Mouhamed Harfouch e Natan Rod: a intensa movimentação dos atores no palco é marcada por requebros do frevo, que enriquecem a texto

Critica publicada em O Globo, Rio Show
Por Mànya Millen – Rio de Janeiro – 02.03.2002Barra

A Menina que Perdeu o Gato enquanto Dançava Trevo na Terça-feira de Carnaval: Simplicidade vira trunfo

Muito humor com enredo mínimo

A brincadeira já começa no título, grande, do tipo que deixa o público com a pulga atrás da orelha, caraminholando sobre o conteúdo do espetáculo. A brincadeira é descobrir também que A Menina que Perdeu o Gato enquanto Dançava Trevo na Terça-feira de Carnaval, peça em cartaz no Teatro Sesi, resume-se em seu próprio título: é exatamente e somente a história de uma menina que perdeu o gato enquanto dançava frevo numa terça-feira de carnaval. Sem mais nem menos. Sendo que menos, nesse caso, é um dos trunfos da peça.

Com esse mínimo de enredo, mas esbanjando humor, cor e muita música, a Companhia Pop de Teatro Clássico consegue contagiar a plateia ao ritmo contagiante do frevo, tirando partido da simplicidade do texto (de Marcos Apolinário Santana) e procurando centrar forças no desempenho do elenco.

A história é perfeita para explorar as conhecidas figuras carnavalescas e do teatro popular: o palhaço, o homem fantasiado de alma penada, o guarda, a velha ranzinza… O espetáculo começa como um teatro de fantoches, onde o narrador, o palhaço Teme-treme (Geraldo Demezio), anuncia a história.
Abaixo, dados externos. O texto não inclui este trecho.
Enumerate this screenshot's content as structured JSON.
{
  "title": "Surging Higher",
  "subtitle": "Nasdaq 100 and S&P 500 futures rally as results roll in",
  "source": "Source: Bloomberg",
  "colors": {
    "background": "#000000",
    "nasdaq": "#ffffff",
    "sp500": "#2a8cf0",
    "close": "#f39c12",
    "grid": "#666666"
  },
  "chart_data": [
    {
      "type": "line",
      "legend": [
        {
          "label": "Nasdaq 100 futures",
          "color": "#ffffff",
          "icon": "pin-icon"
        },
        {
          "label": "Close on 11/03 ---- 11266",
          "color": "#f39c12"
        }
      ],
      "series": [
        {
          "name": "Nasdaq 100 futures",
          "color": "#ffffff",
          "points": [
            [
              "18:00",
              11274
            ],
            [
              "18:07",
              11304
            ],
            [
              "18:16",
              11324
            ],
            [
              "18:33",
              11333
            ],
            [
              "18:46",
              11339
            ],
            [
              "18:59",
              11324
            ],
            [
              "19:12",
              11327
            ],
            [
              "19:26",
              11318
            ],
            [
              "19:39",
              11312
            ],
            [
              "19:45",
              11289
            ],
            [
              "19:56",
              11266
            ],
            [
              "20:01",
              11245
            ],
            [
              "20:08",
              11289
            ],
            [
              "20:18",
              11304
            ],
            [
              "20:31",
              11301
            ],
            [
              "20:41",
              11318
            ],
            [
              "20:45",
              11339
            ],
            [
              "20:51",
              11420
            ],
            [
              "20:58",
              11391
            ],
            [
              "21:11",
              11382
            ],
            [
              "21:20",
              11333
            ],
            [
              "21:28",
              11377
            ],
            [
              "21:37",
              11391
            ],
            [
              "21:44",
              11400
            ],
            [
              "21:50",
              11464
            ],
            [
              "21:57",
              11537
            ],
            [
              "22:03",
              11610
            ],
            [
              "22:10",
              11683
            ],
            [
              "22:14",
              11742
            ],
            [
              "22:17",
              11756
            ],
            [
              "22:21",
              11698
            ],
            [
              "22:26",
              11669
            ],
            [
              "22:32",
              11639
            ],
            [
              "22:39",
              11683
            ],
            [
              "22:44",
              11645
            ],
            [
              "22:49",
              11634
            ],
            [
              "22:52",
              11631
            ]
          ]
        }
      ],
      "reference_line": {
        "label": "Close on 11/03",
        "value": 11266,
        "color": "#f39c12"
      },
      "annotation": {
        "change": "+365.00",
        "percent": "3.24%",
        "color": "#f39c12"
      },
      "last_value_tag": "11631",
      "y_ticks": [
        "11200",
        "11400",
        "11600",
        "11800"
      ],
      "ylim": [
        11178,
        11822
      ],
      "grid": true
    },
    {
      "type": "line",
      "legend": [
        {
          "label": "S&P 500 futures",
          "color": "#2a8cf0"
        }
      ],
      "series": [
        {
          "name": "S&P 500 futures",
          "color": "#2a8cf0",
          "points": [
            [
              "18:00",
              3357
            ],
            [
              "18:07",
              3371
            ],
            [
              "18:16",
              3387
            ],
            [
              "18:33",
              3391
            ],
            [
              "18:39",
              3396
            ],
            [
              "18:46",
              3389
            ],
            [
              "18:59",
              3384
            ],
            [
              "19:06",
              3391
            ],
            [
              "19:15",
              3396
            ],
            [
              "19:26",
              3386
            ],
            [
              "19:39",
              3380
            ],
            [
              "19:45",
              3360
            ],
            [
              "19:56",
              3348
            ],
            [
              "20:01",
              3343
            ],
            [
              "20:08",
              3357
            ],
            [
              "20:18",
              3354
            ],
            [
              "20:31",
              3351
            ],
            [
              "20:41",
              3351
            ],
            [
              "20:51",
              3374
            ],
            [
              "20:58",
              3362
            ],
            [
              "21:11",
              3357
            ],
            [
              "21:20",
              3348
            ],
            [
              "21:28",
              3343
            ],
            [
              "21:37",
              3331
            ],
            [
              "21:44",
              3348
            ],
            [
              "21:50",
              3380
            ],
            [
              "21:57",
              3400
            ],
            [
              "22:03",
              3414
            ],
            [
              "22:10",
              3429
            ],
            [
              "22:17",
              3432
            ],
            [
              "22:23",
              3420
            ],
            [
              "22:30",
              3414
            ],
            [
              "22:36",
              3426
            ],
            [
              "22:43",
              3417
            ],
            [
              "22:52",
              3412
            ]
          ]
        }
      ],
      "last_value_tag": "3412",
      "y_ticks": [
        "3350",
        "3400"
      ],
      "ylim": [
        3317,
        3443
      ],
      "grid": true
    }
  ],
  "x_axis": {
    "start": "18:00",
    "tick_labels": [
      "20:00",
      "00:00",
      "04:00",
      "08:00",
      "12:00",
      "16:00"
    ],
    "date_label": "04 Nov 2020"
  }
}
Logo depois os atores em carne e osso começam a surgir de trás do grande tecido florido que serve como cenário para bonecos, dançando e trazendo na mão, em forma de fantoche-luva, seu próprio personagem.

Ao longo do espetáculo, atores e seus fantoches – que funcionam mais como uma gracinha cênica, sem nenhum demérito – dividem a cena. A direção de Demétrio Nicolau é segura e consegue equilibrar bem os dois pontos de narrativa.

Casamento coreográfico entre texto e atores

A preparação corporal de Nara Keiserman é, talvez, o grande e feliz destaque da peça: toda a intensa movimentação dos atores no palco é marcada pelos passos de frevo. Não há uma só palavra dita que não seja acompanhada por um requebro específico, gerando um divertido casamento coreográfico entre texto e atores que enriquecem graciosamente o roteiro.

Embalado por este intenso balé, o espetáculo vai mostrando a história de Maria (Cristina Furtado), a irrequieta dona de um gato (Natan Rod) que está doida para cair no frevo em Olinda e não tem com quem deixar o bichano.

Incentivada pelo amigo Patativa (Fábio Spinardi) outro folião inveterado, ela acaba levando o gato para a rua e aí a confusão começa… Para dançar, ela deixa o bichano com o amigo. Que para dançar, repassa o bicho a um palhaço (Alesio de Castro), que o repassa a um outro folião vestido de alma penada (Thales Coutinho), que o presenteia a um guarda (Mouhamed Harfouch), que por sua vez o despacha com uma velhinha ranzinza (Karla de Martins). Tudo acaba em pancadaria e gritaria, no melhor estilo pastelão do teatro de mamulengo.

Os bons atores exploram seus personagens no limite máximo da caricatura, abusando de caretas e trejeitos. Apesar de algumas cenas desnecessariamente esticadas, o conjunto funciona harmoniosamente.